I’m really curious to see what my daughters are drawn to and what their style will be like. I used to draw a little star on my daughter’s cheek or make a little sparkly line coming off of her eyes if we were going to see The Nutcracker or something, but I don’t think that young kids should wear makeup or dye their hair. I’ll see some of the older kids at their school with their faces just covered in makeup and I want to say, “You have such beautiful skin and eyebrows and lashes — you look so great without anything on!” But I have to check myself and say, that’s just my style.
In my personal life, I wear almost no makeup. I tell myself I should put on concealer, that a little under the eyes really helps, and sometimes I manage to do it if I’m going to dinner with my husband or dressing up for something, but it’s a lot of effort. I do really take care of my skin — my facialist Joanna Vargas is the reason I don’t feel the need to ever wear too much makeup.
If nothing else, though, I always wear lipstick — even just to drop my kids off at school. I remember old pictures of my grandmother and her sisters in that kind of 1940s dark lipstick looking very glamorous; I like doing a modern version of that vintage strong matte red lip, where it isn’t absolutely perfectly applied. A bright lipstick just lights me up and makes me feel good. I always have five in my bag at all times.
I absentmindedly put it on so often that I’ll be working out and look in the mirror and be like, “Oh my god, I have lipstick on right now!” [At the Women’s March], they said you shouldn’t bring a bag, so I just took my wallet, my phone, and a bright lipstick. It isn’t an intellectual choice, and I don’t believe it’s a statement not to wear lipstick, either. That’s just me — or at least it was last January. This year, I’ve been moving toward something subtler. It used to be that there was no red too red for me.
I think it takes so much effort for me to put on makeup because so much of my work involves it. That’s why when I got married, nobody did my makeup or hair. I just did the bare minimum and got a good haircut before I left. Going into hair and makeup feels like work to me, like I’m getting ready to put armor on in some way, but I can totally understand how people who don’t have to do that for work would find it really exciting and luxurious to have someone come over and do all that.
In terms of playing a role, I always find I feel much better about the hair and makeup in a movie when it’s different from what I would wear in my daily life. I feel like it frees me a bit from vanity when there’s a separation between how the person I’m playing looks and how I look. The most difficult transformations are the ones that are most like me.
My husband always jokes that every time I play a character, I say, “She’s got great style,” but it’s true — I think most people in the world are trying to look good every day and I’ve never played someone who doesn’t care what she looks like. I’m getting to explore all these different style ideas from such different perspectives.
I always try to choose characters that I can get behind and believe in, but I remember being very, very young on one of my first professional jobs where I had to wear a half wig in this television movie that took place in the ’50s.
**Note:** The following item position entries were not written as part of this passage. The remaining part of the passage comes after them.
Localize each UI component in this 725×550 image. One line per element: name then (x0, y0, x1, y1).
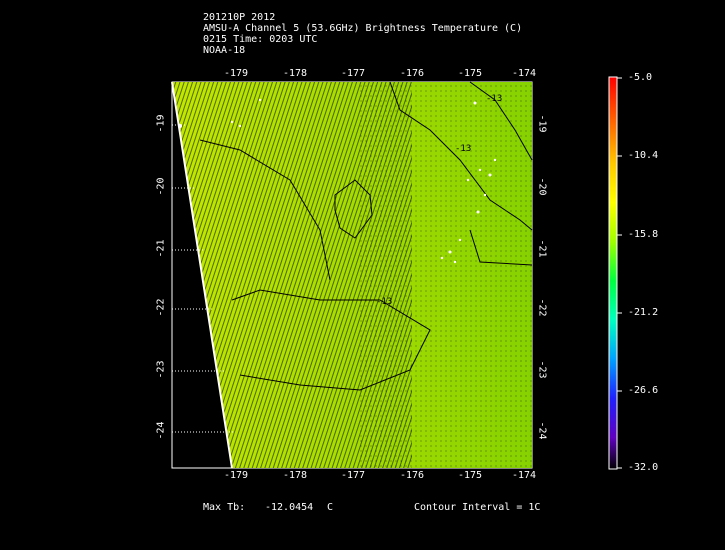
max-tb-label: Max Tb: (203, 502, 246, 513)
contour-line-northwest (199, 139, 331, 281)
colorbar-label: -26.6 (628, 385, 659, 396)
max-tb-unit: C (327, 502, 334, 513)
header-satellite: NOAA-18 (203, 45, 246, 56)
colorbar-label: -10.4 (628, 150, 659, 161)
swath-edge (171, 81, 233, 469)
lon-label-bottom: -178 (283, 470, 308, 481)
lat-label-right: -20 (536, 177, 548, 196)
lon-label-top: -179 (224, 68, 249, 79)
contour-line-island (469, 229, 533, 266)
colorbar-label: -21.2 (628, 307, 659, 318)
max-tb-value: -12.0454 (265, 502, 314, 513)
header-storm-id: 201210P 2012 (203, 12, 276, 23)
contour-interval: Contour Interval = 1C (414, 502, 541, 513)
colorbar-label: -5.0 (628, 72, 653, 83)
lon-label-bottom: -179 (224, 470, 249, 481)
lat-label-right: -22 (536, 298, 548, 317)
lon-label-top: -174 (512, 68, 537, 79)
lat-label-right: -23 (536, 360, 548, 379)
lon-label-top: -177 (341, 68, 366, 79)
brightness-temperature-field (172, 82, 532, 468)
colorbar-label: -15.8 (628, 229, 659, 240)
contour-line-center (334, 179, 373, 239)
contour-line-northeast (469, 81, 533, 161)
coastline-specks (178, 98, 497, 264)
header-time: 0215 Time: 0203 UTC (203, 34, 318, 45)
lat-label-right: -19 (536, 114, 548, 133)
lon-label-top: -176 (400, 68, 425, 79)
contour-label: -13 (486, 94, 503, 104)
lat-label-left: -21 (155, 239, 167, 258)
contour-lines (199, 81, 533, 391)
lat-label-right: -21 (536, 239, 548, 258)
lon-label-top: -175 (458, 68, 483, 79)
lon-label-bottom: -175 (458, 470, 483, 481)
contour-line-east (389, 81, 533, 231)
contour-label: -13 (376, 297, 393, 307)
lat-label-left: -24 (155, 421, 167, 440)
lon-label-bottom: -174 (512, 470, 537, 481)
lat-label-left: -19 (155, 114, 167, 133)
colorbar-label: -32.0 (628, 462, 659, 473)
lat-label-left: -22 (155, 298, 167, 317)
lon-label-top: -178 (283, 68, 308, 79)
lon-label-bottom: -177 (341, 470, 366, 481)
lat-label-left: -23 (155, 360, 167, 379)
lat-label-left: -20 (155, 177, 167, 196)
product-header: 201210P 2012 AMSU-A Channel 5 (53.6GHz) B… (203, 12, 522, 56)
contour-label: -13 (455, 144, 472, 154)
lon-label-bottom: -176 (400, 470, 425, 481)
header-product-title: AMSU-A Channel 5 (53.6GHz) Brightness Te… (203, 23, 523, 34)
colorbar-ticks (617, 77, 622, 469)
contour-line-south (231, 289, 431, 391)
colorbar-gradient (608, 76, 618, 470)
lat-label-right: -24 (536, 421, 548, 440)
They insisted that I cut my bangs in this weird way to accommodate the wig and I did not want to do it, but I didn’t know how to say no at the time. So I did it and it was awful — I looked terrible. I love a wig, though, and the most exciting version is the one Candy wears in The Deuce, where we don’t have to pretend it’s not one.
Candy obviously has a really different look from me, especially when she’s working, and that allowed me to try out things that were so opposite from my own aesthetic. I was so inspired by playing her, I was walking around in short-shorts all last summer, which is not something I usually wear.
I used to take clothes from set when they’d ask if I wanted the dress or the shoes, but after The Honorable Woman, I stopped because none of that is me. It’s a very complicated line, because all of my characters come from me and the things that are most successful come from something very deep and personal inside, but I’d find myself thinking, I can’t wear this, this is Nessa’s suit, not mine. I like keeping the separation. I like the fiction.